Advances in Discrete and Computational Geometry

Proceedings of the 1996 AMS-IMS-SIAM Joint Summer Research Conference, Discrete and Computational Geometry--Ten Years Later, July 14-18, 1996, Mount Holyoke College

Author: Bernard Chazelle

Publisher: American Univ in Cairo Press

ISBN:

Category: Mathematics

Page: 463

View: 759

This volume is a collection of refereed expository and research articles in discrete and computational geometry written by leaders in the field. Articles are based on invited talks presented at the AMS-IMS-SIAM Summer Research Conference, ""Discrete and Computational Geometry: Ten Years Later"", held in 1996 at Mt. Holyoke College (So. Hadley, MA). Topics addressed range from tilings, polyhedra, and arrangements to computational topology and visibility problems. Included are papers on the interaction between real algebraic geometry and discrete and computational geometry, as well as on linear programming and geometric discrepancy theory.

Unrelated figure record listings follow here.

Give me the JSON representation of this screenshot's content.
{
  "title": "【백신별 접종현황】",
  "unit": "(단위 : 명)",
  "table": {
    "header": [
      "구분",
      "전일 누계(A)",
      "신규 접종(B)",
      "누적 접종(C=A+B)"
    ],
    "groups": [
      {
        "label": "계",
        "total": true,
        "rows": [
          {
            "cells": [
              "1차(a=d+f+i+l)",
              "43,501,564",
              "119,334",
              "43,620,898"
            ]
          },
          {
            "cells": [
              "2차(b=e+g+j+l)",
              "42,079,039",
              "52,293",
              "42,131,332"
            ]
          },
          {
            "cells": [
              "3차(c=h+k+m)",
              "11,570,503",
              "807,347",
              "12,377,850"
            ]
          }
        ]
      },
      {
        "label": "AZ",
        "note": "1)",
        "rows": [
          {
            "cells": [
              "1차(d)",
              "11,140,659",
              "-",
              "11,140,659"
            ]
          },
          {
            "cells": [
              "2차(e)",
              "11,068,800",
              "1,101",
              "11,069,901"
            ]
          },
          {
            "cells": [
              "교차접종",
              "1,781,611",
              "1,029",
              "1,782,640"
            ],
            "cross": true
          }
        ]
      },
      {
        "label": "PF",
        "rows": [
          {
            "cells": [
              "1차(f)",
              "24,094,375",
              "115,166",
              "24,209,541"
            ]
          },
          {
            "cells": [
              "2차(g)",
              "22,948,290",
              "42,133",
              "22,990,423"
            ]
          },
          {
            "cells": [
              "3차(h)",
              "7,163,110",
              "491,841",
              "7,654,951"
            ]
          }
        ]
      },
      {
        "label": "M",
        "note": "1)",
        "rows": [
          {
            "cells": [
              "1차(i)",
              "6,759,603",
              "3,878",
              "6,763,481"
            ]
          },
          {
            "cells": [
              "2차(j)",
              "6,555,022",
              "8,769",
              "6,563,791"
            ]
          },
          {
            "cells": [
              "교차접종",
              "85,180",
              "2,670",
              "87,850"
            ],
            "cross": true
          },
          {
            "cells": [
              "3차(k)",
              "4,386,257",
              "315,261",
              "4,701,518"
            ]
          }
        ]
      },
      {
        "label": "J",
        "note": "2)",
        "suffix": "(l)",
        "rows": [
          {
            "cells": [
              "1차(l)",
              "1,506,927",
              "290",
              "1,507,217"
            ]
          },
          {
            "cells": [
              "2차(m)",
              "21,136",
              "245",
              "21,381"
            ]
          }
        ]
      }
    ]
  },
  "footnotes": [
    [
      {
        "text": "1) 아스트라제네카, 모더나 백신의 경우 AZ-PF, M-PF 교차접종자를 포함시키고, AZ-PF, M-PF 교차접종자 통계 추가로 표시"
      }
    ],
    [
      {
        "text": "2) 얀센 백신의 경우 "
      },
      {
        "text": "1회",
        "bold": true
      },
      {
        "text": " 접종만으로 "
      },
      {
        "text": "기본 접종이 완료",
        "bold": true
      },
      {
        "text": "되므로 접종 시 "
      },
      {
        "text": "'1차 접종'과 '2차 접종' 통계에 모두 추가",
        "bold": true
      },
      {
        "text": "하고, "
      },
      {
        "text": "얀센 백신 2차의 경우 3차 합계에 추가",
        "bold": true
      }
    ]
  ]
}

Discrete and Computational Geometry

The Goodman-Pollack Festschrift

Author: Boris Aronov

Publisher: Springer Science & Business Media

ISBN:

Category: Mathematics

Page: 853

View: 513

An impressive collection of original research papers in discrete and computational geometry, contributed by many leading researchers in these fields, as a tribute to Jacob E. Goodman and Richard Pollack, two of the ‘founding fathers’ of the area, on the occasion of their 2/3 x 100 birthdays. The topics covered by the 41 papers provide professionals and graduate students with a comprehensive presentation of the state of the art in most aspects of discrete and computational geometry, including geometric algorithms, study of arrangements, geometric graph theory, quantitative and algorithmic real algebraic geometry, with important connections to algebraic geometry, convexity, polyhedral combinatorics, the theory of packing, covering, and tiling. The book serves as an invaluable source of reference in this discipline.

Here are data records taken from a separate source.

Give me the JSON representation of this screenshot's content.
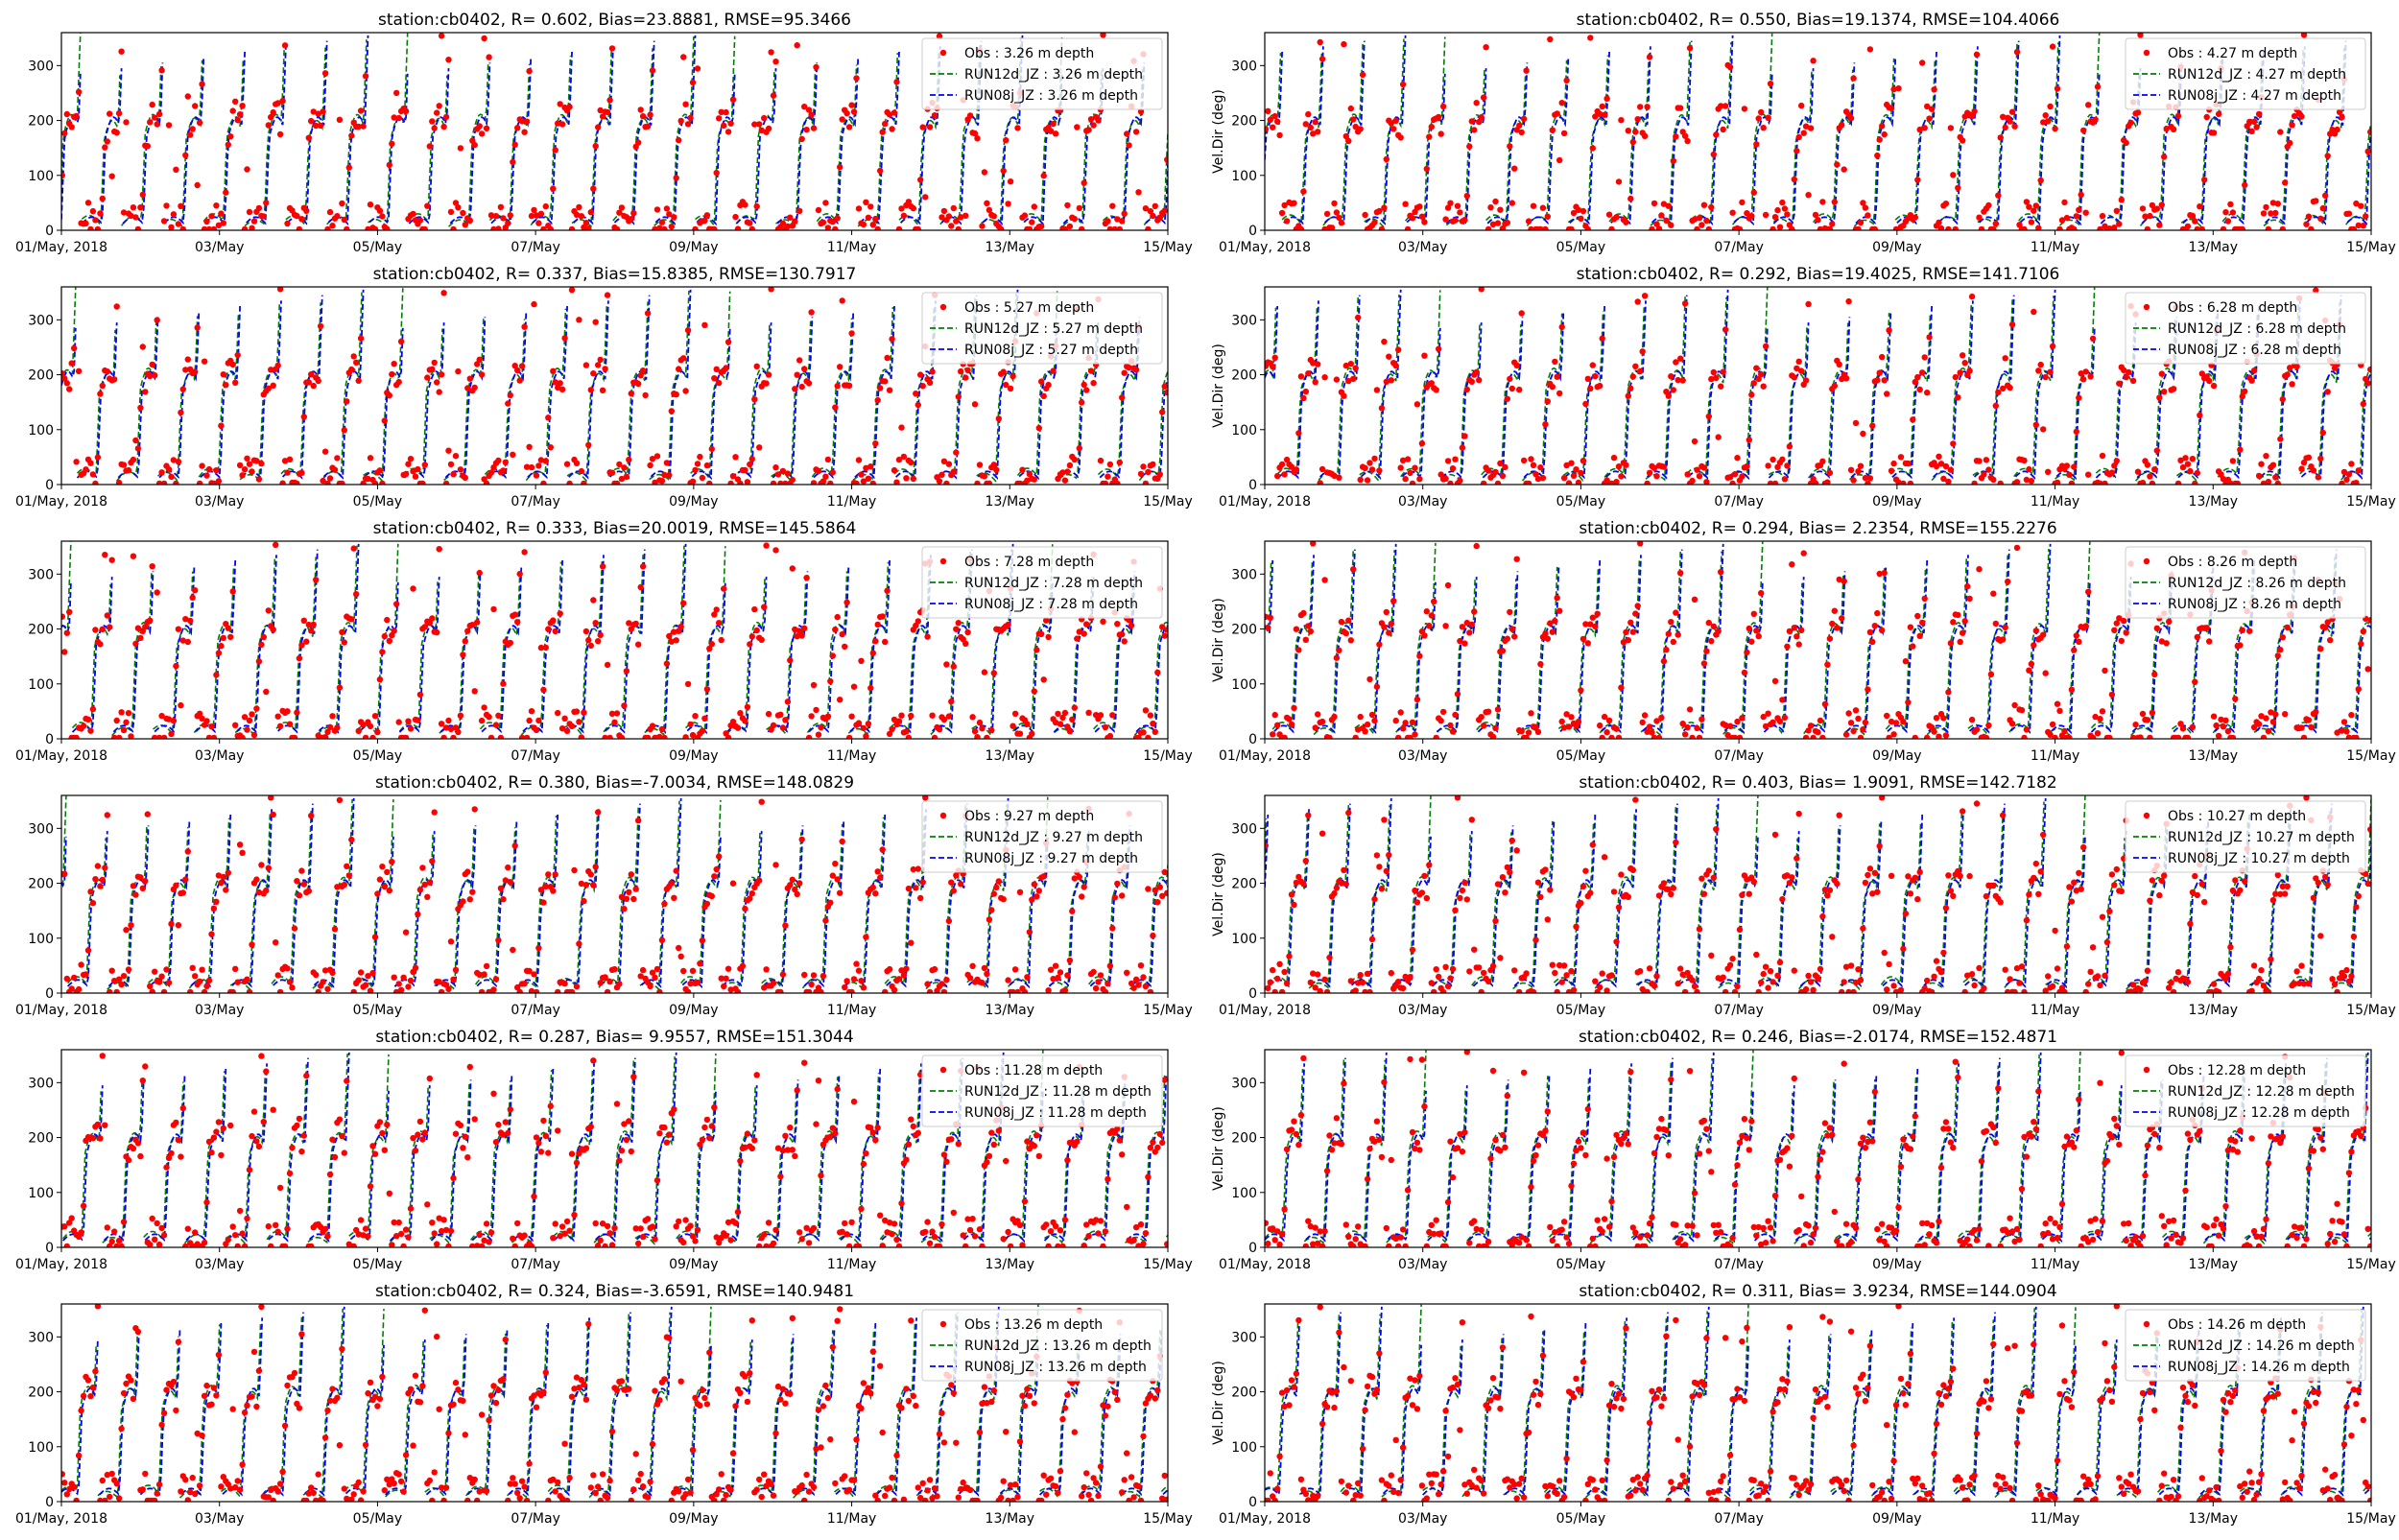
{
  "figure": {
    "palette": {
      "obs": "#ff0000",
      "run12d": "#008000",
      "run08j": "#0000ff"
    }
  },
  "chart_data": [
    {
      "type": "scatter+line",
      "title": "station:cb0402, R= 0.602, Bias=23.8881, RMSE=95.3466",
      "ylabel": "",
      "xtick_labels": [
        "01/May, 2018",
        "03/May",
        "05/May",
        "07/May",
        "09/May",
        "11/May",
        "13/May",
        "15/May"
      ],
      "xlim_days": [
        0,
        14
      ],
      "ylim": [
        0,
        360
      ],
      "yticks": [
        0,
        100,
        200,
        300
      ],
      "legend_position": "upper right",
      "grid": false,
      "series": [
        {
          "name": "Obs : 3.26 m depth",
          "style": "points",
          "color": "#ff0000"
        },
        {
          "name": "RUN12d_JZ : 3.26 m depth",
          "style": "dashed",
          "color": "#008000"
        },
        {
          "name": "RUN08j_JZ : 3.26 m depth",
          "style": "dashed",
          "color": "#0000ff"
        }
      ]
    },
    {
      "type": "scatter+line",
      "title": "station:cb0402, R= 0.550, Bias=19.1374, RMSE=104.4066",
      "ylabel": "Vel.Dir (deg)",
      "xtick_labels": [
        "01/May, 2018",
        "03/May",
        "05/May",
        "07/May",
        "09/May",
        "11/May",
        "13/May",
        "15/May"
      ],
      "xlim_days": [
        0,
        14
      ],
      "ylim": [
        0,
        360
      ],
      "yticks": [
        0,
        100,
        200,
        300
      ],
      "legend_position": "upper right",
      "grid": false,
      "series": [
        {
          "name": "Obs : 4.27 m depth",
          "style": "points",
          "color": "#ff0000"
        },
        {
          "name": "RUN12d_JZ : 4.27 m depth",
          "style": "dashed",
          "color": "#008000"
        },
        {
          "name": "RUN08j_JZ : 4.27 m depth",
          "style": "dashed",
          "color": "#0000ff"
        }
      ]
    },
    {
      "type": "scatter+line",
      "title": "station:cb0402, R= 0.337, Bias=15.8385, RMSE=130.7917",
      "ylabel": "",
      "xtick_labels": [
        "01/May, 2018",
        "03/May",
        "05/May",
        "07/May",
        "09/May",
        "11/May",
        "13/May",
        "15/May"
      ],
      "xlim_days": [
        0,
        14
      ],
      "ylim": [
        0,
        360
      ],
      "yticks": [
        0,
        100,
        200,
        300
      ],
      "legend_position": "upper right",
      "grid": false,
      "series": [
        {
          "name": "Obs : 5.27 m depth",
          "style": "points",
          "color": "#ff0000"
        },
        {
          "name": "RUN12d_JZ : 5.27 m depth",
          "style": "dashed",
          "color": "#008000"
        },
        {
          "name": "RUN08j_JZ : 5.27 m depth",
          "style": "dashed",
          "color": "#0000ff"
        }
      ]
    },
    {
      "type": "scatter+line",
      "title": "station:cb0402, R= 0.292, Bias=19.4025, RMSE=141.7106",
      "ylabel": "Vel.Dir (deg)",
      "xtick_labels": [
        "01/May, 2018",
        "03/May",
        "05/May",
        "07/May",
        "09/May",
        "11/May",
        "13/May",
        "15/May"
      ],
      "xlim_days": [
        0,
        14
      ],
      "ylim": [
        0,
        360
      ],
      "yticks": [
        0,
        100,
        200,
        300
      ],
      "legend_position": "upper right",
      "grid": false,
      "series": [
        {
          "name": "Obs : 6.28 m depth",
          "style": "points",
          "color": "#ff0000"
        },
        {
          "name": "RUN12d_JZ : 6.28 m depth",
          "style": "dashed",
          "color": "#008000"
        },
        {
          "name": "RUN08j_JZ : 6.28 m depth",
          "style": "dashed",
          "color": "#0000ff"
        }
      ]
    },
    {
      "type": "scatter+line",
      "title": "station:cb0402, R= 0.333, Bias=20.0019, RMSE=145.5864",
      "ylabel": "",
      "xtick_labels": [
        "01/May, 2018",
        "03/May",
        "05/May",
        "07/May",
        "09/May",
        "11/May",
        "13/May",
        "15/May"
      ],
      "xlim_days": [
        0,
        14
      ],
      "ylim": [
        0,
        360
      ],
      "yticks": [
        0,
        100,
        200,
        300
      ],
      "legend_position": "upper right",
      "grid": false,
      "series": [
        {
          "name": "Obs : 7.28 m depth",
          "style": "points",
          "color": "#ff0000"
        },
        {
          "name": "RUN12d_JZ : 7.28 m depth",
          "style": "dashed",
          "color": "#008000"
        },
        {
          "name": "RUN08j_JZ : 7.28 m depth",
          "style": "dashed",
          "color": "#0000ff"
        }
      ]
    },
    {
      "type": "scatter+line",
      "title": "station:cb0402, R= 0.294, Bias= 2.2354, RMSE=155.2276",
      "ylabel": "Vel.Dir (deg)",
      "xtick_labels": [
        "01/May, 2018",
        "03/May",
        "05/May",
        "07/May",
        "09/May",
        "11/May",
        "13/May",
        "15/May"
      ],
      "xlim_days": [
        0,
        14
      ],
      "ylim": [
        0,
        360
      ],
      "yticks": [
        0,
        100,
        200,
        300
      ],
      "legend_position": "upper right",
      "grid": false,
      "series": [
        {
          "name": "Obs : 8.26 m depth",
          "style": "points",
          "color": "#ff0000"
        },
        {
          "name": "RUN12d_JZ : 8.26 m depth",
          "style": "dashed",
          "color": "#008000"
        },
        {
          "name": "RUN08j_JZ : 8.26 m depth",
          "style": "dashed",
          "color": "#0000ff"
        }
      ]
    },
    {
      "type": "scatter+line",
      "title": "station:cb0402, R= 0.380, Bias=-7.0034, RMSE=148.0829",
      "ylabel": "",
      "xtick_labels": [
        "01/May, 2018",
        "03/May",
        "05/May",
        "07/May",
        "09/May",
        "11/May",
        "13/May",
        "15/May"
      ],
      "xlim_days": [
        0,
        14
      ],
      "ylim": [
        0,
        360
      ],
      "yticks": [
        0,
        100,
        200,
        300
      ],
      "legend_position": "upper right",
      "grid": false,
      "series": [
        {
          "name": "Obs : 9.27 m depth",
          "style": "points",
          "color": "#ff0000"
        },
        {
          "name": "RUN12d_JZ : 9.27 m depth",
          "style": "dashed",
          "color": "#008000"
        },
        {
          "name": "RUN08j_JZ : 9.27 m depth",
          "style": "dashed",
          "color": "#0000ff"
        }
      ]
    },
    {
      "type": "scatter+line",
      "title": "station:cb0402, R= 0.403, Bias= 1.9091, RMSE=142.7182",
      "ylabel": "Vel.Dir (deg)",
      "xtick_labels": [
        "01/May, 2018",
        "03/May",
        "05/May",
        "07/May",
        "09/May",
        "11/May",
        "13/May",
        "15/May"
      ],
      "xlim_days": [
        0,
        14
      ],
      "ylim": [
        0,
        360
      ],
      "yticks": [
        0,
        100,
        200,
        300
      ],
      "legend_position": "upper right",
      "grid": false,
      "series": [
        {
          "name": "Obs : 10.27 m depth",
          "style": "points",
          "color": "#ff0000"
        },
        {
          "name": "RUN12d_JZ : 10.27 m depth",
          "style": "dashed",
          "color": "#008000"
        },
        {
          "name": "RUN08j_JZ : 10.27 m depth",
          "style": "dashed",
          "color": "#0000ff"
        }
      ]
    },
    {
      "type": "scatter+line",
      "title": "station:cb0402, R= 0.287, Bias= 9.9557, RMSE=151.3044",
      "ylabel": "",
      "xtick_labels": [
        "01/May, 2018",
        "03/May",
        "05/May",
        "07/May",
        "09/May",
        "11/May",
        "13/May",
        "15/May"
      ],
      "xlim_days": [
        0,
        14
      ],
      "ylim": [
        0,
        360
      ],
      "yticks": [
        0,
        100,
        200,
        300
      ],
      "legend_position": "upper right",
      "grid": false,
      "series": [
        {
          "name": "Obs : 11.28 m depth",
          "style": "points",
          "color": "#ff0000"
        },
        {
          "name": "RUN12d_JZ : 11.28 m depth",
          "style": "dashed",
          "color": "#008000"
        },
        {
          "name": "RUN08j_JZ : 11.28 m depth",
          "style": "dashed",
          "color": "#0000ff"
        }
      ]
    },
    {
      "type": "scatter+line",
      "title": "station:cb0402, R= 0.246, Bias=-2.0174, RMSE=152.4871",
      "ylabel": "Vel.Dir (deg)",
      "xtick_labels": [
        "01/May, 2018",
        "03/May",
        "05/May",
        "07/May",
        "09/May",
        "11/May",
        "13/May",
        "15/May"
      ],
      "xlim_days": [
        0,
        14
      ],
      "ylim": [
        0,
        360
      ],
      "yticks": [
        0,
        100,
        200,
        300
      ],
      "legend_position": "upper right",
      "grid": false,
      "series": [
        {
          "name": "Obs : 12.28 m depth",
          "style": "points",
          "color": "#ff0000"
        },
        {
          "name": "RUN12d_JZ : 12.28 m depth",
          "style": "dashed",
          "color": "#008000"
        },
        {
          "name": "RUN08j_JZ : 12.28 m depth",
          "style": "dashed",
          "color": "#0000ff"
        }
      ]
    },
    {
      "type": "scatter+line",
      "title": "station:cb0402, R= 0.324, Bias=-3.6591, RMSE=140.9481",
      "ylabel": "",
      "xtick_labels": [
        "01/May, 2018",
        "03/May",
        "05/May",
        "07/May",
        "09/May",
        "11/May",
        "13/May",
        "15/May"
      ],
      "xlim_days": [
        0,
        14
      ],
      "ylim": [
        0,
        360
      ],
      "yticks": [
        0,
        100,
        200,
        300
      ],
      "legend_position": "upper right",
      "grid": false,
      "series": [
        {
          "name": "Obs : 13.26 m depth",
          "style": "points",
          "color": "#ff0000"
        },
        {
          "name": "RUN12d_JZ : 13.26 m depth",
          "style": "dashed",
          "color": "#008000"
        },
        {
          "name": "RUN08j_JZ : 13.26 m depth",
          "style": "dashed",
          "color": "#0000ff"
        }
      ]
    },
    {
      "type": "scatter+line",
      "title": "station:cb0402, R= 0.311, Bias= 3.9234, RMSE=144.0904",
      "ylabel": "Vel.Dir (deg)",
      "xtick_labels": [
        "01/May, 2018",
        "03/May",
        "05/May",
        "07/May",
        "09/May",
        "11/May",
        "13/May",
        "15/May"
      ],
      "xlim_days": [
        0,
        14
      ],
      "ylim": [
        0,
        360
      ],
      "yticks": [
        0,
        100,
        200,
        300
      ],
      "legend_position": "upper right",
      "grid": false,
      "series": [
        {
          "name": "Obs : 14.26 m depth",
          "style": "points",
          "color": "#ff0000"
        },
        {
          "name": "RUN12d_JZ : 14.26 m depth",
          "style": "dashed",
          "color": "#008000"
        },
        {
          "name": "RUN08j_JZ : 14.26 m depth",
          "style": "dashed",
          "color": "#0000ff"
        }
      ]
    }
  ]
}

Discrete and Computational Geometry

Papers from the DIMACS Special Year

Author: Jacob E. Goodman

Publisher: American Mathematical Soc.

ISBN:

Category: Mathematics

Page: 378

View: 237

The first DIMACS special year, held during 1989-1990, was devoted to discrete and computational geometry. More than 200 scientists, both long- and short-term visitors, came to DIMACS to participate in the special year activities. Among the highlights were six workshops at Rutgers and Princeton Universities that defined the focus for much of the special year. The workshops addressed the following topics: geometric complexity, probabilistic methods in discrete and computational geometry, polytopes and convex sets, arrangements, and algebraic and practical issues in geometric computation. This volume presents some of the results growing out of the workshops and the special year activities. Containing both survey articles and research papers, this collection presents an excellent overview of significant recent progress in discrete and computational geometry. The diversity of these papers demonstrate how geometry continues to provide a vital source of ideas in theoretical computer science and discrete mathematics as well as fertile ground for interaction and simulation between the two disciplines.